Buffalo Niagara International Airport promises to be a much easier place to reach than its predecessor, but it will end what appears to be a favorite pastime for transit police -- issuing parking tickets.
Meters will be a thing of the past when the airport opens. Niagara Frontier Transportation Authority officials say the two-tier ramp serving the departure and arrival levels at the terminal isn't wide enough to allow parking.
It also fits in with the authority's plan to bring in an additional $350,000 each year in parking revenue.
If you can't remain in your car while picking up or dropping off passengers, you'll have to use the new three-level parking garage that sets aside 886 spaces for short-term parking.
Half of those spaces are sheltered, but you'll be spending more for that quick trip inside.
The minimum half-hour charge will be $1.50, vs. the previous 50 cents for a 15-minute meter. Some increases also are in store for long-term parking, but NFTA officials promise that convenient and frequent shuttle van service will make it worth the price.
"Shuttles will be waiting at the lot and will follow you to your parking spot," said Walter Zmuda, NFTA general manager for engineering. "There also will be mall-type islands with shelters and sidewalks leading to the garage. It will have skylights and be well-lit at night."
The daily fee at the new 1,100-space long-term lot will remain at $11, but fees under five hours will be increased to varying degrees. For example, the charge for two hours will rise from $4.25 to $4.50, and three hours from $6.25 to $6.75.
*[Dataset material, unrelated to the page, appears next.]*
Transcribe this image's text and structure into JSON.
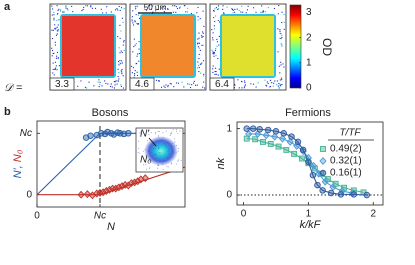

The NFTA projects that its share of the long-term parking market will grow from 39 percent to 50 percent in four years, but its chief competitor, Airpark, also has some improvements planned for opening day at the new airport.
General Manager John Stewart said his company is purchasing seven 15-passenger buses to replace its current fleet. The new vehicles will be more comfortable and feature an audiovisual center, he said. Daily parking rates at the 1,350-space lot will be $7.99.
"We see more opportunities than challenges," he said. "The NFTA will be more aggressive in marketing, but they have only one floor of covered parking. We feel we'll remain competitive. Having one terminal vs. two is a huge benefit to serving customers quickly."
For high rollers, the NFTA is setting aside 69 spaces on the lower level of the garage for premium parking at a cost of $2,500 each year. The rest of the 1,300-space garage is being used for car rentals.
Zmuda said having parking for rental cars to the offices will make the new airport more convenient. A person will be able to pick up his luggage, cross the arrival lanes to the rental agencies and then walk to his car.
"You're right there," he said. "There's no shuttle to a rental lot."
Though it will cost a bit more to park, the road to the new airport promises to be a much smoother and easier ride than the previous drive down Genesee Street and its two left turns for the West and East terminals.
The bulk (85 percent) of the airport visitors who arrive from the Kensington Expressway will cross Genesee through a surface intersection with traffic signals into a new circulatory road system.
Trouble is, the new roadway won't be finished until November 1998 because the West Terminal and its parking lot have to be demolished and removed first. Until then, people going to the new airport will have one turn to make at the current access to the West Terminal.
Another temporary feature of the airport necessitated by the terminal demolitions will be a 200-foot extension to the east end of the new concourse. Planes will ultimately park on both sides of the concourse, but the old East Terminal will block access until it's torn down and removed.
Zmuda said passengers will wait for their planes in the permanent concourse holding rooms. The five-gate temporary extension will offer enclosed and climate-controlled access to planes.